Hi, My girlfriend and I have decided to have sex, which is like my dream come true. We have tried it twice, and I have not been able to maintain an erection. This is destroying my self confidence and overall outlook on life. When she gives me head I am as hard as ever, just when the thought of sex comes into my mind, my penis goes limp. Is there something wrong with me, I really want to have sex, and I love my girlfriend very much. This is my forst time as well as hers. Is there anything I can do about this problem. I am eighteen and healthy.
You say you are 18 and healthy, well maybe its not physical but mental. Your body may be telling you its not time for this important decision, give it time - whats the rush, I know your going crazy, but relax and when the time is right it will happen.
Also you don't say your GF's age, or where you are planing this wounderful exchange of love and hopefully commitment, this may have something to do with it too.
let us know how you 2 are doing.
A couple of thoughts...our mind and our penis are very much connected.

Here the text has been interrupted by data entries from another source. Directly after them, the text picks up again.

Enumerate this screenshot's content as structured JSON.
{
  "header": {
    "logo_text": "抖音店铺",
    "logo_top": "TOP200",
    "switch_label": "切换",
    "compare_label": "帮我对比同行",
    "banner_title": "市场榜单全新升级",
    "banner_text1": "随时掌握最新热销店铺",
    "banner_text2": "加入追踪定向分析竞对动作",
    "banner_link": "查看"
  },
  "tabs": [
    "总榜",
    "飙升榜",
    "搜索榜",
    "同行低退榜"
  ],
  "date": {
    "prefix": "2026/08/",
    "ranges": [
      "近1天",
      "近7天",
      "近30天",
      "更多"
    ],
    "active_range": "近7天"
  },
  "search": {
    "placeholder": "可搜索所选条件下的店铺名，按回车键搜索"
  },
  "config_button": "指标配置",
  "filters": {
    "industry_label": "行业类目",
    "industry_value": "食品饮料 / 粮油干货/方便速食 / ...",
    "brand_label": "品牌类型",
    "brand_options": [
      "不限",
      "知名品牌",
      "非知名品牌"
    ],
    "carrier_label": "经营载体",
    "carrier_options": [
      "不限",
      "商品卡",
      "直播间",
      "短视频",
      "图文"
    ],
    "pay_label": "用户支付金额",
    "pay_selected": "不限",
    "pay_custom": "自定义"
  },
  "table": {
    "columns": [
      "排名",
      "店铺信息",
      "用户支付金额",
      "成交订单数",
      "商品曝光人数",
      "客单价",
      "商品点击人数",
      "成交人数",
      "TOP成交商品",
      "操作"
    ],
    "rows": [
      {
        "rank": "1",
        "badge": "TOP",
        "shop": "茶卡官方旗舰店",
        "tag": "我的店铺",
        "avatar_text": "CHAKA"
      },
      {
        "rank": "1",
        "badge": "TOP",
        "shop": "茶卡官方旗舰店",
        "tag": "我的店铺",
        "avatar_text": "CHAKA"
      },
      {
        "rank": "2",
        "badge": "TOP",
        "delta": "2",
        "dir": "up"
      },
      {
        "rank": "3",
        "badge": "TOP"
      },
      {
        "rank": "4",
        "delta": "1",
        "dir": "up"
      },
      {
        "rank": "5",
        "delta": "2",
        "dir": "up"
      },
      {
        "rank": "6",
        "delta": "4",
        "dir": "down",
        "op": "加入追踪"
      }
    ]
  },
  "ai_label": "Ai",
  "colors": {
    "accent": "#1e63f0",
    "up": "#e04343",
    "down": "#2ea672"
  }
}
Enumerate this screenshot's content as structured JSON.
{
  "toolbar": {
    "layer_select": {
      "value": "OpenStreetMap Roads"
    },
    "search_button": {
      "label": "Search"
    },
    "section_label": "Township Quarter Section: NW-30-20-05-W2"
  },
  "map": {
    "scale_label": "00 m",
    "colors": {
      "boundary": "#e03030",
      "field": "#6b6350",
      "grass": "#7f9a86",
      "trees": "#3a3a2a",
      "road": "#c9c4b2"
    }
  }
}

The first time is packed with pressure..to perform and do it right and be a man and all that other stuff. So, there is alot going on. Now add the fact that you couldn't stay erect on a couple of tries and you're now feeling inadequate, afraid and you're gonna try to hard (no pun intended!) This happens to all of us! You'll have to take some time and try to forget the erection issue and just have fun "playing," things will be OK...just give yourself a break. Also, your hand and a vagina are very different. You're probably used to your grip and speed during masturbation, a vagina simply is not built the same way so it's not uncommon for there to be a time of adjustment. You can do the oral thing because there is more confinement and other stuff going on there that seem consistent to your friend.
Now on another note, being a virgin really is OK. There should be no pressure for the two of you to enter the sexual phase of your relationship. I can promise you it will change your relationship. And it's certainly gonna change you....once you go there, it's really hard to stop. So the two of you really need to be sure this is what you want to do and should do. If you decide to go on with it....be as safe as you can with a condom and protection, I doubt that being parents is something you want to deal with right now!
Hi, first off lrt mr say that my girlfriend is also eighteen, and I am not affraid of commitment. The feeligs I have toward her are so intense and I know she is the ne for me. We have een going out for almost 1 year. I guess I am scared of sex, but we do use a condom and she is starting birth control. Maybee I will feel better after she is on that for a month, and it starts working. Also I am on accutane, an acne drug, that has a small percentage of ed, but this is less than .05%. I guess my overall erection is not as hard and firm as it used to be. I guess thigs will get better when I am off the drug, but in the meantime, I would like to try some herbs out. I am thinking of Horny Goat Weed. Let me know i you think this is a ood idea, or if you have any other input.